Governing the data-driven city: between innovation and inclusion
26 March 2026
By Dr Beatriz Calzada Olvera, IHS Specialist in Economics and Innovation, and Dr Paula Nagler, IHS Economic Researcher
The rise of the data-driven city
Cities have always changed with innovations. Steam engines powered factories, electric light lit streets and workplaces, and assembly lines transformed how urban residents worked. These changes increased productivity and reshaped urban economies, shifting from agriculture to industry, and later to services.
Today, digital technologies–such as artificial intelligence (AI), online platforms, and big data–are transforming cities again. How goods and services are produced, managed, and delivered now depends heavily on data and platforms.

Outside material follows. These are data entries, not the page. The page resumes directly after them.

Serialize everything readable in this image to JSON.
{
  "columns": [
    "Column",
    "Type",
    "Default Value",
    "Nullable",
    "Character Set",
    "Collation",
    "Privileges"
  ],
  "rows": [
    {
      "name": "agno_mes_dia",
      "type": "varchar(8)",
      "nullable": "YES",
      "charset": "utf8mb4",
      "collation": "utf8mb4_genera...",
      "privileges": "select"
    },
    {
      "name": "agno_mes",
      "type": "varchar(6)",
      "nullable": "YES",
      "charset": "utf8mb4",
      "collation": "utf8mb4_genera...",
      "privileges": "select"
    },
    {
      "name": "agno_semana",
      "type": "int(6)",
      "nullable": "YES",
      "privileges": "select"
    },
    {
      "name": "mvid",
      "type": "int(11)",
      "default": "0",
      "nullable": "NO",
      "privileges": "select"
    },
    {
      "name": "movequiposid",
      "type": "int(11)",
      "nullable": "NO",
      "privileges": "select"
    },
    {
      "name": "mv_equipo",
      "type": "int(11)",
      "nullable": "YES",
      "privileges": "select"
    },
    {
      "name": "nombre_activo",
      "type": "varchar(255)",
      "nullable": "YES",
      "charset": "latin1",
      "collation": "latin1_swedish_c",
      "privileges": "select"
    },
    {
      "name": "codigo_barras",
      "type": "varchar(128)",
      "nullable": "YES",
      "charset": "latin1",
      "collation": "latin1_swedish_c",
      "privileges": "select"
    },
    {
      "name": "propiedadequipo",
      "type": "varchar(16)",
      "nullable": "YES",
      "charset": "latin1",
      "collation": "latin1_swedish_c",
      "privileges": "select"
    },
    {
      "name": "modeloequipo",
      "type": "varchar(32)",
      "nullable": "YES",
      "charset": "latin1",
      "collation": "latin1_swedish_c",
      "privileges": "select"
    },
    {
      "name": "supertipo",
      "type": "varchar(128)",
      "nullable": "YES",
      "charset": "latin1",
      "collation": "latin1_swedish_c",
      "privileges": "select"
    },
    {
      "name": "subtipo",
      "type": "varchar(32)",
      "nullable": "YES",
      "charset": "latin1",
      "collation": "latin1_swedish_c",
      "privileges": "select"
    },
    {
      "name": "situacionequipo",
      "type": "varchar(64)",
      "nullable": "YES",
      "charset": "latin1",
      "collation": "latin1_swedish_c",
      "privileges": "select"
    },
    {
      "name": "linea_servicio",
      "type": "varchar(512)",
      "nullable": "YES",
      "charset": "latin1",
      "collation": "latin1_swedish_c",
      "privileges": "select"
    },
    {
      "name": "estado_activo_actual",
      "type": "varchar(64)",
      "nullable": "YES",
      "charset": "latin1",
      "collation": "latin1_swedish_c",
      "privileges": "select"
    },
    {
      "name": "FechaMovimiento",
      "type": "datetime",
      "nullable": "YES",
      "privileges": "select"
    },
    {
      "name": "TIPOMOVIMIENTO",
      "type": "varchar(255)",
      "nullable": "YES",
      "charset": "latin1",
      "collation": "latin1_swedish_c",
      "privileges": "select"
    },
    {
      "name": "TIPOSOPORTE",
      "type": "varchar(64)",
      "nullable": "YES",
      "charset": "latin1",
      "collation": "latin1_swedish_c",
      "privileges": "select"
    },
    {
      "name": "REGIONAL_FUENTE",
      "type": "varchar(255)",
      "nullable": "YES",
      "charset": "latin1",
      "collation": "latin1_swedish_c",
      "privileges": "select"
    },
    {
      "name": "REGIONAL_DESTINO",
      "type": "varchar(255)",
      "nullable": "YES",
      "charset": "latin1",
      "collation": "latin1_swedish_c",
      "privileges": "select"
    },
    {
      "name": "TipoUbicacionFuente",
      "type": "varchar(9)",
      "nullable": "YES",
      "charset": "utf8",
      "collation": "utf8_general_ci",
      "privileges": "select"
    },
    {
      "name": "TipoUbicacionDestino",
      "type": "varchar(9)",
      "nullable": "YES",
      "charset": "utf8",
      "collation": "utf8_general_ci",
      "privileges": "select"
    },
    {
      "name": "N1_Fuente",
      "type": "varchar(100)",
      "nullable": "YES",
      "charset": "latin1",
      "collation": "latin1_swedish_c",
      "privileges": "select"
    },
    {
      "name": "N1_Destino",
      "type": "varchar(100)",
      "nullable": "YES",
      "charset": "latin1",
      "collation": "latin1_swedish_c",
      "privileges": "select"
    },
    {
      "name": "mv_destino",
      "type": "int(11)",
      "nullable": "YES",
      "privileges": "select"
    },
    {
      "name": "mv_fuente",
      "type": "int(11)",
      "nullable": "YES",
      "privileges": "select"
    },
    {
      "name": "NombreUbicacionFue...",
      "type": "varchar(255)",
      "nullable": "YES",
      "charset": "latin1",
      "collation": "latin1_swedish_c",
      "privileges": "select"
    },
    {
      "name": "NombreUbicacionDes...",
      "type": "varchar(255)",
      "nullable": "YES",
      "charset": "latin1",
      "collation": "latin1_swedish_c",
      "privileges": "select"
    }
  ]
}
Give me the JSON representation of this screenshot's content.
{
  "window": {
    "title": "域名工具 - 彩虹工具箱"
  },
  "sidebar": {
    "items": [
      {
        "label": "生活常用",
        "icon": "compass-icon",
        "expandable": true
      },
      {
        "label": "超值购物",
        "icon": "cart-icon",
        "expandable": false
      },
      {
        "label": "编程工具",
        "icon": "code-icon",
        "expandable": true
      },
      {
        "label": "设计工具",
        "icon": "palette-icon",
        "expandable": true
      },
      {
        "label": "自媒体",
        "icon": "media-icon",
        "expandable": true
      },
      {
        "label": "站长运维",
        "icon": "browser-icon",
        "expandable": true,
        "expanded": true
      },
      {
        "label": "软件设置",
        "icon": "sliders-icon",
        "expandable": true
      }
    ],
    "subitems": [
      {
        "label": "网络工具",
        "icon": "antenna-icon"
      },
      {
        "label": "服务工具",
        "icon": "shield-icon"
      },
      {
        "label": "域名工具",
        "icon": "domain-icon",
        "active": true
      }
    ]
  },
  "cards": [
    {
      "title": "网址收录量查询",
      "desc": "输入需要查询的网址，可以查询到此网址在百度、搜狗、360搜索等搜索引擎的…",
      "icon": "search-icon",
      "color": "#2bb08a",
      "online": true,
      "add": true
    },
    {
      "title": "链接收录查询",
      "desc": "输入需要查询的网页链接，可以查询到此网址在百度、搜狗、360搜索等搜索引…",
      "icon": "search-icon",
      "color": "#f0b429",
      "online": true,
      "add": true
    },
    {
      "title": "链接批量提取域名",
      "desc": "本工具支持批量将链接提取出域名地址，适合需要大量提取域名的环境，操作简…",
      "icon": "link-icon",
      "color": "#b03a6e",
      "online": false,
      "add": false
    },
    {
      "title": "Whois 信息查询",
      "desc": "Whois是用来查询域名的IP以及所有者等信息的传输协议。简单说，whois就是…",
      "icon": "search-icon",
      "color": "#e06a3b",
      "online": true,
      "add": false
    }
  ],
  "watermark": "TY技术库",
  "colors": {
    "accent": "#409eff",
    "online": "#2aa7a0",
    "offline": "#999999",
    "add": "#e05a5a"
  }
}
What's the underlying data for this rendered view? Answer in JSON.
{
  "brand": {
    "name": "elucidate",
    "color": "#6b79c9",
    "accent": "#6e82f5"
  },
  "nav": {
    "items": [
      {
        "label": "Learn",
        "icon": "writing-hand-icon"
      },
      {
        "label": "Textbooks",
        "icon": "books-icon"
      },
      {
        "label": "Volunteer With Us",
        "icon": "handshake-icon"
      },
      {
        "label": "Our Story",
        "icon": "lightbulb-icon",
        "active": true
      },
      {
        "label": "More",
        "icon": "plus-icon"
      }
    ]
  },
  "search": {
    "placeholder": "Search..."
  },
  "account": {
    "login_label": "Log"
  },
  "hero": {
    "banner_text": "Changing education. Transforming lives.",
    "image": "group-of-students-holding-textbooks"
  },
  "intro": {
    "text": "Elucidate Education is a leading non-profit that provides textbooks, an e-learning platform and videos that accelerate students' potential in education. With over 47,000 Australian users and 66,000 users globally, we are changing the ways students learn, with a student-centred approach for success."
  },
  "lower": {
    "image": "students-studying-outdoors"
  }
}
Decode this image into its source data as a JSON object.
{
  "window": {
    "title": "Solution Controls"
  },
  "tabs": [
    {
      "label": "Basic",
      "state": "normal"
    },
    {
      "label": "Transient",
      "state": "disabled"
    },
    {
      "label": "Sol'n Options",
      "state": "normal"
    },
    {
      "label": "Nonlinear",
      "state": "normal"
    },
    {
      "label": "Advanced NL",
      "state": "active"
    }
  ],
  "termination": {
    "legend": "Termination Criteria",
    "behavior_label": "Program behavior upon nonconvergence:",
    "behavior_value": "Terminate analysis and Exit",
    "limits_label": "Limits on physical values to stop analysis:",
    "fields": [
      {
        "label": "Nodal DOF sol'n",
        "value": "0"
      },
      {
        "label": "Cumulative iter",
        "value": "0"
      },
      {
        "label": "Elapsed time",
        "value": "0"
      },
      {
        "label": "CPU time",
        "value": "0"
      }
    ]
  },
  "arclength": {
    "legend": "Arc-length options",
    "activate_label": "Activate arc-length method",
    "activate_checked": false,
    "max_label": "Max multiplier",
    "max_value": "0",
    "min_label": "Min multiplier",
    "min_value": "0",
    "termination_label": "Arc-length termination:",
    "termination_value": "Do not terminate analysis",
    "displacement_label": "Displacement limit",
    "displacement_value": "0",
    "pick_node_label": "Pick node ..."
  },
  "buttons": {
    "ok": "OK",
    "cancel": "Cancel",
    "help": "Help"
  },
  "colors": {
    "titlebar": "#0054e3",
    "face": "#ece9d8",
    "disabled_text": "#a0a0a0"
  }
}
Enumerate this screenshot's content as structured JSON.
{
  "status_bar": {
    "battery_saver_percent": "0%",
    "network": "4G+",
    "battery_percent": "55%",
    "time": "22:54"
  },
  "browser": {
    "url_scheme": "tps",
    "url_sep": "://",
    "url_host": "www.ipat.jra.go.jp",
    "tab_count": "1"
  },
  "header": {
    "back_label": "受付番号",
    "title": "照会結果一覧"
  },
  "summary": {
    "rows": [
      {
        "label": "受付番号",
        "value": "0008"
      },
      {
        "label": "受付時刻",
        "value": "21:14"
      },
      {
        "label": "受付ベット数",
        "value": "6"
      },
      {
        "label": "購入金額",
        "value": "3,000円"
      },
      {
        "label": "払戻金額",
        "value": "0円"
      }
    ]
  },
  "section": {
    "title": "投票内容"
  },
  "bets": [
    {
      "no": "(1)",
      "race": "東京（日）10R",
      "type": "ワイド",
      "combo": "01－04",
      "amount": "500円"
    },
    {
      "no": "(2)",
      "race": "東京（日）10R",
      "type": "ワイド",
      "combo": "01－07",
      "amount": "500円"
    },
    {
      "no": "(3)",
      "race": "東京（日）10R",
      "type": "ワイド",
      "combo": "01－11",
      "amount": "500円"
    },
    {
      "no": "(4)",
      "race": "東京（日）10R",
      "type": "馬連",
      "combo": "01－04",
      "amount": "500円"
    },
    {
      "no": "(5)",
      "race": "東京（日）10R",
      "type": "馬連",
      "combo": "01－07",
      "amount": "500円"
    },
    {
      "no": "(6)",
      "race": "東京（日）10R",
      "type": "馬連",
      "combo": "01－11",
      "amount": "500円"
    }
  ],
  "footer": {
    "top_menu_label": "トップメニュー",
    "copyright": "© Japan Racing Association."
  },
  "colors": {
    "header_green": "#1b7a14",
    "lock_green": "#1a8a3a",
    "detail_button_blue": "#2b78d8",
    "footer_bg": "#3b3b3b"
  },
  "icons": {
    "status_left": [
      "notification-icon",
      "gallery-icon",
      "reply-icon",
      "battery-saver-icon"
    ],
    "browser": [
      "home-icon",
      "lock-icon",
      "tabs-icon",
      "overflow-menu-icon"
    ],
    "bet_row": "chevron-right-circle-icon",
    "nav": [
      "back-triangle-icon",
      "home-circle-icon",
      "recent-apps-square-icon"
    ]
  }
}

Yet, like earlier innovations, digitalisation risks leaving some people behind.
‘Servification’ of the urban economy
Economic growth has long followed structural change: workers shifted from rural farms to urban factories and then into services. This is why structural change and urbanisation developed hand in hand. In richer economies, the most urbanised countries, most people now work in services–and the trend continues. But ‘servification’ is not just about more service jobs–it reflects how digital technologies are deeply embedded in logistics, education, and health.
This transition has not been smooth. Automation and robotics have replaced many routine tasks and hollowed out middle-income jobs, creating a polarised labour market: low-paid, unstable gig work on one side, and high-skilled tech jobs on the other. AI can also compress wages for medium- and high-skill workers, weakening traditional advantages. In less developed economies, digital technologies may bring few new jobs; in advanced economies, it can squeeze wages and job security.
Digitalisation is also creating new opportunities. Platforms are a clear example: artisans selling handmade goods on Etsy, homeowners renting out their space on Airbnb, or drivers offering services through Uber. These models allow people to turn skills, assets, or spare time into income with low entry costs. The now-famous Dubai bar–a small-scale invention–became world famous overnight thanks to TikTok influencers, showing how digital visibility has redefined what ‘scale’ and ‘market access’ mean.
Data and unequal opportunities
But opportunities are not equally distributed. Data–the raw material of the digital economy–is unevenly accessible. Sellers on platforms like Amazon or Alibaba need significant investment and skills to understand algorithms and rank high in search results. Apps like Uber and Deliveroo make work flexible and easy to enter, but also more precarious, shifting risks to workers that were traditionally borne by companies, such as sick leave.
To address these downsides, many governments, especially in Europe, have started to step in. Spain’s Rider Law reclassified gig workers as employees, and Dutch courts have challenged false self-employment. Private initiatives such as France’s Mobicoop or the US-based inDrive experiment with cooperative ownership and fairer pricing models.
Digital governance
Governance is walking a tightrope. Too little regulation allows concentration, inequality, and labour exploitation; too much can stifle innovation. The EU is a good example: it leads in setting ethical AI standards and digital rights, but lags behind the US and China in AI development.
Evidence suggests that digitalisation boosts productivity, especially in cities. It enables greater efficiency, cleaner production, and closer integration into global value chains. Urban areas, with their concentration of talent and digital infrastructure, are well positioned to capture these gains. But digitalisation will not realise its full potential without smart policies. Striking the right balance–protecting workers without slowing innovation–is the key governance challenge of our time.
Outlook: Building Inclusive Cities
AI and digitalisation are not just adding new technologies to cities – they are transforming the way they work. Economic development paths are shifting towards ‘servification’, ‘platformisation’, and data-driven production. These changes reshape labour markets, put pressure on existing policy frameworks, while unlocking new forms of productivity. Yet the benefits do not reach everyone equally. Without targeted policies and nuanced regulation, digitalisation risks reinforcing rather than reducing inequalities.
The task ahead is not to embrace or reject innovation, but to shape it with a wise set of rules, ensuring that urban economies remain both innovative and inclusive. In a world increasingly driven by data and complex algorithms, that is easier said than done.